Dr Lao was pleased to report that the research for her Lupus Postdoctoral Fellowship has been progressing very well, and she has covered a lot of important ground over the past nine months.

She has submitted her first research paper for publication about the “incidence” and “prevalence” of SLE to an international journal focusing on lupus-related research from across the world. “Incidence” and “prevalence” are technical terms often used in epidemiological or population studies. “Prevalence” describes the total number of cases of a particular disorder, condition, or disease present in a population at a specific time. “Incidence”, on the other hand, is the number of new cases of a particular disorder, condition, or disease over a period of time. 

Dr Lao has also finished writing up the second research paper from her project, which covers the subject of SLE and mortality or death.
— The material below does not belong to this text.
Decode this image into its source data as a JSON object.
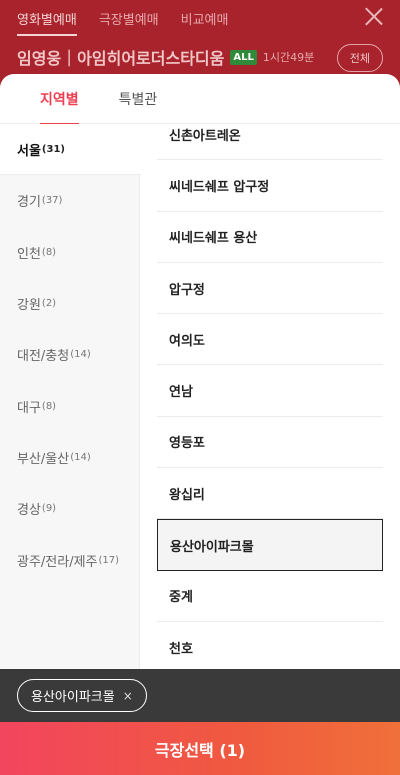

She will soon shift her focus to identifying the potential reasons for the ethnic differences concerning the incidence, prevalence and survival of SLE patients and also examine ways that these differences might be able to be reduced in the future.  

Dr Lao shared the following insights: 

• There are approximately 2,100 people with SLE in New Zealand.  
• Of these 2,100 patients, 1,850 are women, and 250 are men. 
• The prevalence of SLE is more than three times amongst Pasifika patients compared to Pakeha/New Zealand Europeans. 
• The prevalence of SLE is more than 1.5 times amongst Māori and Asian patients compared to Pākehā/New Zealand Europeans.  

Collecting national prevalence data for a health condition is essential for several reasons:

Firstly, it allows for an understanding of the scale of the issue and its impact on society. This data can inform policymakers and health organisations to allocate resources and develop interventions to address the problem.

Secondly, it can help to identify at-risk populations and inform targeted prevention and screening efforts.

Thirdly, the data can be used to monitor trends over time, evaluate the effectiveness of interventions, and identify areas for further research.

Collecting national lupus prevalence data is crucial for improving health outcomes for those with lupus and those at greater risk and ensuring that individuals receive the care and support they need to manage and overcome health challenges.

As a health charity, it is important to us to advocate for collecting and using national prevalence data to support efforts to improve the health and well-being of the communities we serve. We want to extend a big mihi (thank you/shout out) to Dr Chunhuan Lao for her efforts so far.